Lucifer really has no place within the Abrahamic religions.
The word Lucifer is treated as morning star in Isa 14:12, then this is a denial of the deity of Christ. As in Revelation 22:16: "I, Jesus, have sent my angel to give you this testimony for the churches. I am the Root and the Offspring of David, and the bright Morning Star."
The Vulgate uses the same word in contexts where it clearly has no reference to a fallen angel: 2 Peter 1:19 (meaning "morning star"), Job 11:17 ("the light of the morning").
The KJV translators did not actually translate the Hebrew word ‏הילל as Lucifer.
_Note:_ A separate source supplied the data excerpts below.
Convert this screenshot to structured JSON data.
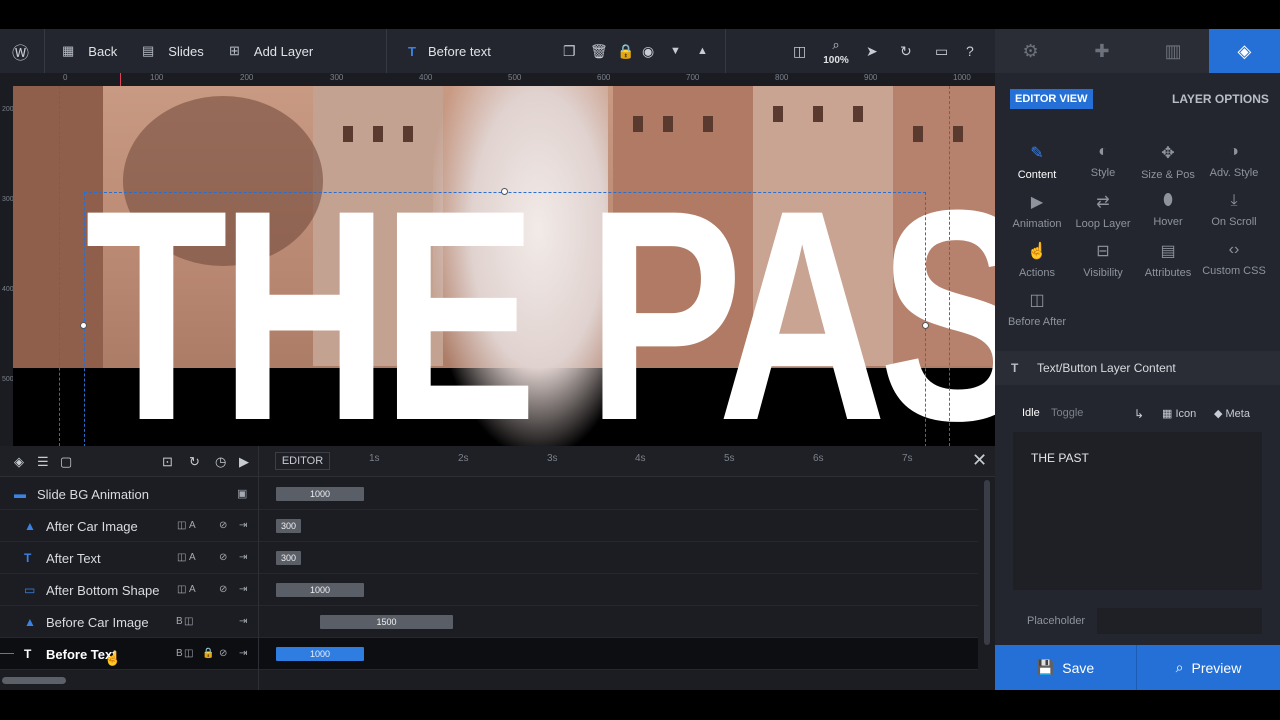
{
  "toolbar": {
    "back_label": "Back",
    "slides_label": "Slides",
    "add_layer_label": "Add Layer",
    "current_layer": "Before text",
    "zoom": "100%"
  },
  "ruler": {
    "ticks": [
      "0",
      "100",
      "200",
      "300",
      "400",
      "500",
      "600",
      "700",
      "800",
      "900",
      "1000"
    ],
    "vticks": [
      "200",
      "300",
      "400",
      "500"
    ]
  },
  "canvas": {
    "headline": "THE PAST"
  },
  "timeline": {
    "editor_label": "EDITOR",
    "seconds": [
      "1s",
      "2s",
      "3s",
      "4s",
      "5s",
      "6s",
      "7s"
    ],
    "rows": [
      {
        "label": "Slide BG Animation",
        "bar": "1000",
        "tag": ""
      },
      {
        "label": "After Car Image",
        "bar": "300",
        "tag": "A"
      },
      {
        "label": "After Text",
        "bar": "300",
        "tag": "A"
      },
      {
        "label": "After Bottom Shape",
        "bar": "1000",
        "tag": "A"
      },
      {
        "label": "Before Car Image",
        "bar": "1500",
        "tag": "B"
      },
      {
        "label": "Before Text",
        "bar": "1000",
        "tag": "B"
      }
    ]
  },
  "panel": {
    "editor_view": "EDITOR VIEW",
    "layer_options": "LAYER OPTIONS",
    "tabs": [
      {
        "label": "Content",
        "icon": "pencil-icon"
      },
      {
        "label": "Style",
        "icon": "palette-icon"
      },
      {
        "label": "Size & Pos",
        "icon": "move-icon"
      },
      {
        "label": "Adv. Style",
        "icon": "contrast-icon"
      },
      {
        "label": "Animation",
        "icon": "play-icon"
      },
      {
        "label": "Loop Layer",
        "icon": "loop-icon"
      },
      {
        "label": "Hover",
        "icon": "mouse-icon"
      },
      {
        "label": "On Scroll",
        "icon": "download-icon"
      },
      {
        "label": "Actions",
        "icon": "hand-icon"
      },
      {
        "label": "Visibility",
        "icon": "visibility-icon"
      },
      {
        "label": "Attributes",
        "icon": "document-icon"
      },
      {
        "label": "Custom CSS",
        "icon": "code-icon"
      },
      {
        "label": "Before After",
        "icon": "compare-icon"
      }
    ],
    "section_title": "Text/Button Layer Content",
    "idle": "Idle",
    "toggle": "Toggle",
    "icon_label": "Icon",
    "meta_label": "Meta",
    "content_text": "THE PAST",
    "placeholder_label": "Placeholder",
    "placeholder_value": "",
    "save_label": "Save",
    "preview_label": "Preview"
  }
}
This word occurs only in the "Hebrew" Old Testament. They simply duplicated the word used in the Latin Vulgate that translated ‏הילל.
In the Vulgate, Isa 14:12 reads as follows: "quomodo cecidisti de caelo lucifer qui mane oriebaris corruisti in terram qui vulnerabas gentes." Lucifer in this context is not a proper name but the Latin word for morning star.
Morning Star literally refers to Venus, but metaphorically it is being associated with earthly kings, emperors, and pagan deities. Peter uses this word to show that the real morning star was Jesus, not Caesar. In Isaiah 14:12 it references the Babylonian king as the morning star and predicts his fall.